Chris Schneidmiller
WC Monitor
9/18/2015
Two more workers on remediation of the Hanford Site’s Plutonium Finishing Plant (PFP) underwent decontamination last month after coming into contact with radiological particles, according to the latest Defense Nuclear Facilities Safety Board site representative report.
Both events occurred during the continuing effort to reduce the size of the HC-9B glove box in the facility once used to convert liquid plutonium into solid form for nuclear weapons. They are indicative of persistent issues plant decommissioning contractor CH2M Hill Plateau Remediation has faced in use of OSHA level B suits during three high-risk operations that require supplied air within the PFP cleanup, the DNFSB officials said in their Aug. 14 report. Both employees were “decontaminated to less than detectable levels,” the document says.
The first skin contamination resulted from a faulty seam in the protective suit, and was the fourth such seam failure in three months. Two of those incidents involved failures of “non-critical seams” that were found during pre-use checks of the suits, the DNFSB said. In the other cases, workers suffered skin contamination when the faulty seams were not found prior to the suits being used.
No cause had been identified as of the time of the report for the second of the latest incidents, “despite recent changes in work practices and modifications to the inner PPE suit worn by the workers,” the DNFSB report states.
“The work team noted that the ongoing problems appear to be linked to a recent redesign of the suit, and that the type of loose surface contamination contained in the current work area is highly mobile compared to that found in other work areas,” the DNFSB officials reported. “The contractor decided to restrict work using the level B suits pending completion of a review of the suit design, work practices used to doff the suits, and inner PPE selection, and is engaging with the vendor to resolve quality issues.”
There have been no further incidents since the Aug. 14 DNFSB report, according to CH2M Hill spokesman Destry Henderson. “CH2M has initiated a causal analysis into the seam failures, and we are working with the manufacturer to ensure the suits are inspected before they are shipped,” he said by email on Thursday. “Employees at PFP are thoroughly inspecting the suits before use and have since found no issues with seams.”

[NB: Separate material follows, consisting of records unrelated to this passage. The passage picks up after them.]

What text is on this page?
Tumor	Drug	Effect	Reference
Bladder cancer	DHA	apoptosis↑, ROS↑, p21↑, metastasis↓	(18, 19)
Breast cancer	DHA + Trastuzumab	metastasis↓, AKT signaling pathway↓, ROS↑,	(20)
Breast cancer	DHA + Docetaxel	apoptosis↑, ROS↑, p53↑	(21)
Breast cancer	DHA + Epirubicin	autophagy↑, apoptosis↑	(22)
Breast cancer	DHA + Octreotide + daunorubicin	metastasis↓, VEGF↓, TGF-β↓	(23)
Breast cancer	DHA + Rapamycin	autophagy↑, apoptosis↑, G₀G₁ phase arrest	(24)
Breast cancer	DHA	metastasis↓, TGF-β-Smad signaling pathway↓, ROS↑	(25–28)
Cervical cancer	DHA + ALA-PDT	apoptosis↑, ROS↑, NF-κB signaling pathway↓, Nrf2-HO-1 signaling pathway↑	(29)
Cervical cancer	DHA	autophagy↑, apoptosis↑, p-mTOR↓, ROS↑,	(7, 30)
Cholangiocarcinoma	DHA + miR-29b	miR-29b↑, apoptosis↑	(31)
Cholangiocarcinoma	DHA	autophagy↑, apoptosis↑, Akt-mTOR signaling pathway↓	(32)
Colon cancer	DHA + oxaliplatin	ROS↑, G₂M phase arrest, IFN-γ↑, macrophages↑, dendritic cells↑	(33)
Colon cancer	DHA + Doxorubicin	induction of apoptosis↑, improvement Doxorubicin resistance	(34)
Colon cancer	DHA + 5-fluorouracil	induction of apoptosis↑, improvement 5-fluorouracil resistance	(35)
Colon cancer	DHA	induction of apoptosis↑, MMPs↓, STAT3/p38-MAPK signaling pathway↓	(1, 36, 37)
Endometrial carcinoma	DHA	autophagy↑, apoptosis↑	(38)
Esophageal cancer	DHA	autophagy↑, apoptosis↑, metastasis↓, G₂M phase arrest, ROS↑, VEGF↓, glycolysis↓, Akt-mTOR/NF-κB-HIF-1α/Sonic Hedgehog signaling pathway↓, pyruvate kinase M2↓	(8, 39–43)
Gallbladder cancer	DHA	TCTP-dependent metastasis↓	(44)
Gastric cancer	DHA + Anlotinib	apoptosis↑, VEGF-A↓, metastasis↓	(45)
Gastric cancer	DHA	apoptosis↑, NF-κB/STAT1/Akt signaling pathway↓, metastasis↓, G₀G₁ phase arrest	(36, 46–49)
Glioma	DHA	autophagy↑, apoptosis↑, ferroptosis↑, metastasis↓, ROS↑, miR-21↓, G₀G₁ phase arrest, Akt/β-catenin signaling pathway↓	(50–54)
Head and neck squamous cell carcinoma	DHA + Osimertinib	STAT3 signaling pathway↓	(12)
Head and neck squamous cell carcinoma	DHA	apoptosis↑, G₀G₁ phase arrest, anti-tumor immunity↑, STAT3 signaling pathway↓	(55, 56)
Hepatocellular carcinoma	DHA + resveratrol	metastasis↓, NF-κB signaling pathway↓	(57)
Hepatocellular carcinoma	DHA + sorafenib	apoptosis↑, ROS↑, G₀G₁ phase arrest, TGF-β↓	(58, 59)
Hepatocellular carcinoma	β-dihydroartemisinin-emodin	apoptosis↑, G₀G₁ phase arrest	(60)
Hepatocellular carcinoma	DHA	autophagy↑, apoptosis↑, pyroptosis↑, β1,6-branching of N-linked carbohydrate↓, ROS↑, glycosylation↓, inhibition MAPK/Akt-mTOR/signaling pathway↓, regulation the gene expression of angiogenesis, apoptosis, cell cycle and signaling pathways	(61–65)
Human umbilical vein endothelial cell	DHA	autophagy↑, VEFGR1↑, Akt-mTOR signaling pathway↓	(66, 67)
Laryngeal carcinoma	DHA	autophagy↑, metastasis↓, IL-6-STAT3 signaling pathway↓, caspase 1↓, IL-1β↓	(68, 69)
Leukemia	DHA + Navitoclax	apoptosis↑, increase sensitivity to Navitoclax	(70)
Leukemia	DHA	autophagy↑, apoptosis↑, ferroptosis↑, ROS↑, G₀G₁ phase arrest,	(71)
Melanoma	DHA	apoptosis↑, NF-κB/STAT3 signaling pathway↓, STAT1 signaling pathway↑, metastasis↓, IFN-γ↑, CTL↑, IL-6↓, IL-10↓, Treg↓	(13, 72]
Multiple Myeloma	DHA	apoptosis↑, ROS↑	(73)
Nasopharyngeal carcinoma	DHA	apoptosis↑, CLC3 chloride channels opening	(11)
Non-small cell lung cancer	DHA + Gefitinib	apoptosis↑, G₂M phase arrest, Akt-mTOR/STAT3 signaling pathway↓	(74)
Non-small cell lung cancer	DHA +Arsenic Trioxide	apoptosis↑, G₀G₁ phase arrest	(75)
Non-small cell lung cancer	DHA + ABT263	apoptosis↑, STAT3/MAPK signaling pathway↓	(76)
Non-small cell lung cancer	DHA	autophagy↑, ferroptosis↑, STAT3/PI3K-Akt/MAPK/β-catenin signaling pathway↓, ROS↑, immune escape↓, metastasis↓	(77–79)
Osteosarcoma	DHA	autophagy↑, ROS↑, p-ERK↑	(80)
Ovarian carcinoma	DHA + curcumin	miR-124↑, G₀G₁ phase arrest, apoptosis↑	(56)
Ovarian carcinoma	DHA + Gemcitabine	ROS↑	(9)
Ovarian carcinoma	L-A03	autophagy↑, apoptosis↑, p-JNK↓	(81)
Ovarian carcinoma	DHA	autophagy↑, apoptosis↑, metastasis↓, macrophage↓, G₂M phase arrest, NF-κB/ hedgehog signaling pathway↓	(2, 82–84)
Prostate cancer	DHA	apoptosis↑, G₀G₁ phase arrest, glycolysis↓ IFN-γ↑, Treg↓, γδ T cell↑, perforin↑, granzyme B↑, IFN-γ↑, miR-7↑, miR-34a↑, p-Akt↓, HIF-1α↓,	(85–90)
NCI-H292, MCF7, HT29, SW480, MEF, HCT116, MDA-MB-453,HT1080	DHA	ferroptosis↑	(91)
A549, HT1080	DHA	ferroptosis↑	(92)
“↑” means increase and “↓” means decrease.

In 1,200 entries into areas of the facility that require workers to use supplied air, there have been only seven skin or clothing contamination incidents, CH2M noted on Thursday.
The Plutonium Finishing Plant project is part of the much larger cleanup of the Hanford Site, which for decades supported the U.S. nuclear weapons program. Prior reports from the DNFSB cited other events of concern at the PFP, including contamination incidents involving workers using OSHA level B suits in late July and two breaches of the radiological work permit void limit for the facility in early August. Information submitted during CH2M Hill’s quarterly Corrective Action Review Board meeting also “confirmed previously noted adverse trends … related to the number of radiological and worker injury events,” the Aug. 14 DNFSB report says. An Aug. 11 CH2M Hill management concern report covering six months highlighted one contamination incident and two worker injuries – one in which an employee trip and one in which an employee suffered an injured shoulder while using a pry bar – as being indicative of an unfavorable trend. The company is “analyzing these events, and from that analysis will develop corrective actions,” Henderson stated.
CH2M Hill is continuing work on decontamination and ultimate demolition of the PFP. The company is about halfway through development of its plan for a “controlled and methodical” demolition, the DNFSB said.
The facility is roughly 84 percent ready for demolition, Henderson said. Workers are now extracting the last of the plant’s plutonium processing equipment, as well as remediating the Plutonium Reclamation Facility canyon and readying chemical tanks to be removed from the structure.
The Plutonium Finishing Plant is expected to be razed by the end of fiscal 2016, Mark Whitney, principal deputy assistant secretary on the DOE Office of Environmental Management, said Thursday during a panel discussion in Washington, D.C. The entire project is now estimated to cost in the mid-$900 million range.